Core Concepts¶
Papyra is not just a persistence backend. It is a persistence lifecycle system designed to make failure, recovery, inspection, and operational safety explicit.
This document explains the foundational ideas behind Papyra. Understanding these concepts will make the rest of the documentation significantly easier to reason about and apply in real systems.
1. Persistence Is a Lifecycle¶
Most systems treat persistence as a simple API:
write → read
Papyra treats persistence as a continuous lifecycle:
- Write
- Retain
- Scan
- Recover
- Compact
- Inspect
- Observe
Each phase exists because real systems:
- crash mid-write
- are upgraded while data lives on
- accumulate obsolete or invalid records
- require human operators to intervene
- must be debugged under time pressure
Papyra makes each phase explicit, testable, and automatable.
2. Append-Only First¶
All Papyra persistence backends follow one core rule:
Writes are append-only
This means: - No in-place mutation during normal operation - New records are always appended - Old data is never silently overwritten
Why append-only?¶
Append-only storage:
- makes partial writes detectable
- avoids catastrophic corruption
- enables deterministic recovery
- mirrors how production systems actually fail
Examples:
- JSON backend → newline-delimited append
- Redis Streams →
XADD - Future SQL backends → append-only tables or WAL-style patterns
Mutation only happens during explicit compaction or recovery.
3. Logical State vs Physical State¶
Papyra makes a strict distinction between:
Logical state¶
What the application considers valid:
- active events
- recent audits
- relevant dead letters
Physical state¶
What actually exists in storage:
- expired records
- corrupted entries
- quarantined data
- unused disk space
Retention, scanning, and compaction bridge this gap.
Nothing disappears implicitly.
4. Retention Is Not Deletion¶
Retention in Papyra is logical filtering, not immediate deletion.
A retention policy may specify:
- maximum record count
- maximum age
- maximum total bytes
Retention is applied:
- during reads
- during inspection
- during compaction
This ensures:
- deterministic behavior
- safe upgrades
- predictable recovery
Deletion only happens during explicit compaction.
5. Scanning: Detecting Reality¶
The scan() phase answers one question:
“Is the stored data structurally valid?”
Scanning detects:
- truncated records
- invalid JSON
- missing required fields
- backend-specific inconsistencies
Key properties:
- read-only
- safe to run anytime
- sample-based where necessary
- backend-aware
If a backend cannot support scanning, it must explicitly say so.
6. Anomalies Are First-Class¶
When something is wrong, Papyra does not hide it.
An anomaly includes:
- type (corruption, truncation, invalid record)

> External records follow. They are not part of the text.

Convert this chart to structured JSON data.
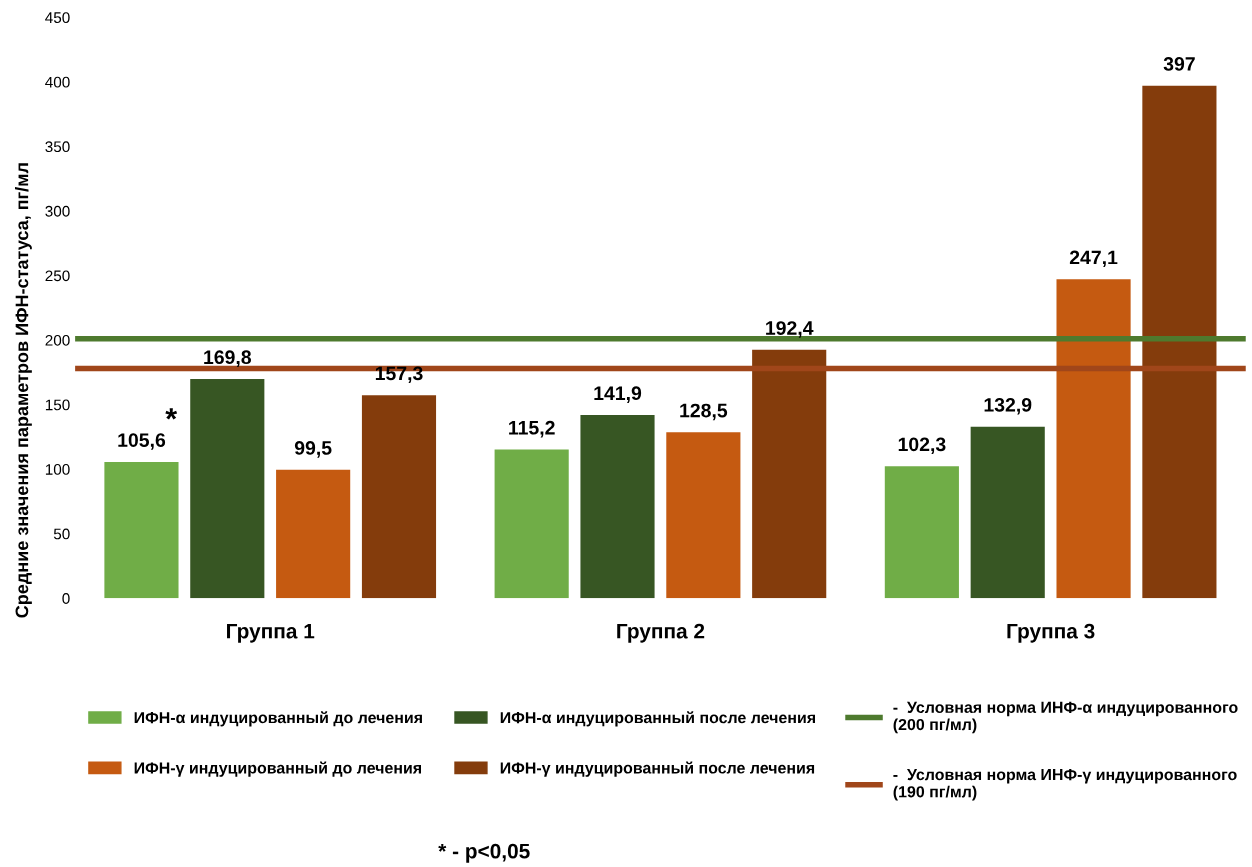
{
  "chart_data": {
    "type": "bar",
    "ylabel": "Средние значения параметров ИФН-статуса, пг/мл",
    "categories": [
      "Группа 1",
      "Группа 2",
      "Группа 3"
    ],
    "series": [
      {
        "name": "ИФН-α индуцированный до лечения",
        "color": "#70ad47",
        "values": [
          105.6,
          115.2,
          102.3
        ],
        "value_labels": [
          "105,6",
          "115,2",
          "102,3"
        ]
      },
      {
        "name": "ИФН-α индуцированный после лечения",
        "color": "#375623",
        "values": [
          169.8,
          141.9,
          132.9
        ],
        "value_labels": [
          "169,8",
          "141,9",
          "132,9"
        ]
      },
      {
        "name": "ИФН-γ индуцированный до лечения",
        "color": "#c55a11",
        "values": [
          99.5,
          128.5,
          247.1
        ],
        "value_labels": [
          "99,5",
          "128,5",
          "247,1"
        ]
      },
      {
        "name": "ИФН-γ индуцированный после лечения",
        "color": "#843c0c",
        "values": [
          157.3,
          192.4,
          397
        ],
        "value_labels": [
          "157,3",
          "192,4",
          "397"
        ]
      }
    ],
    "ref_lines": [
      {
        "axis": "y",
        "value": 201,
        "label": "-  Условная норма ИНФ-α индуцированного\n(200 пг/мл)",
        "color": "#4e7a2e"
      },
      {
        "axis": "y",
        "value": 178,
        "label": "-  Условная норма ИНФ-γ индуцированного\n(190 пг/мл)",
        "color": "#a0461a"
      }
    ],
    "ylim": [
      0,
      450
    ],
    "yticks": [
      0,
      50,
      100,
      150,
      200,
      250,
      300,
      350,
      400,
      450
    ],
    "grid": false,
    "legend": "bottom",
    "annotations": [
      "*",
      "* - p<0,05"
    ]
  }
}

- location (file, stream, key)
- human-readable details
Anomalies:
- are returned programmatically
- are visible via CLI
- can block startup
- can trigger automated recovery
Nothing is auto-fixed without visibility.
7. Recovery Is Explicit¶
Recovery never happens implicitly.
You must explicitly choose:
- when recovery runs
- which strategy is used
- what happens to corrupted data
Supported strategies:
- REPAIR → fix in place when possible
- QUARANTINE → move corrupted data aside
- IGNORE → acknowledge risk and continue
Every recovery is followed by a post-recovery scan.
8. Startup Safety Modes¶
Papyra formalizes startup behavior via explicit modes:
-
IGNORE- Start regardless of anomalies -
FAIL_ON_ANOMALY- Fail fast if anything is wrong -
RECOVER- Attempt recovery, then re-scan
These modes exist because environments differ:
- local development
- CI pipelines
- production deployments
- emergency maintenance
Startup behavior is never implicit.
9. Compaction Is Physical Maintenance¶
Compaction is the only operation that:
- rewrites data
- reclaims disk space
- removes expired records physically
Compaction:
- is explicit
- is backend-specific
- is safe by design
- respects retention policies
Running compaction is an operational decision, not a side effect.
10. Inspection Is for Humans¶
Inspection exists for operators and developers.
The inspect phase provides:
- backend identity
- retention configuration
- approximate data volumes
- metrics snapshots (if supported)
Inspection favors clarity over completeness.
It is designed to answer:
“Is this system behaving the way I expect?”
11. Observability Is Built In¶
Papyra exposes internal metrics:
- write counts
- error counts
- scan results
- recovery outcomes
- compaction statistics
Metrics:
- are backend-aware
- can be reset
- can be exported
- integrate naturally with monitoring systems
This makes Papyra suitable for production environments that require visibility.
12. Philosophy Summary¶
Papyra is built on a few non-negotiable principles:
- Failure is normal
- Corruption must be visible
- Recovery must be explicit
- Operators must be empowered
- Data must never disappear silently
If you understand these principles, you understand Papyra.
The rest of the documentation builds directly on them.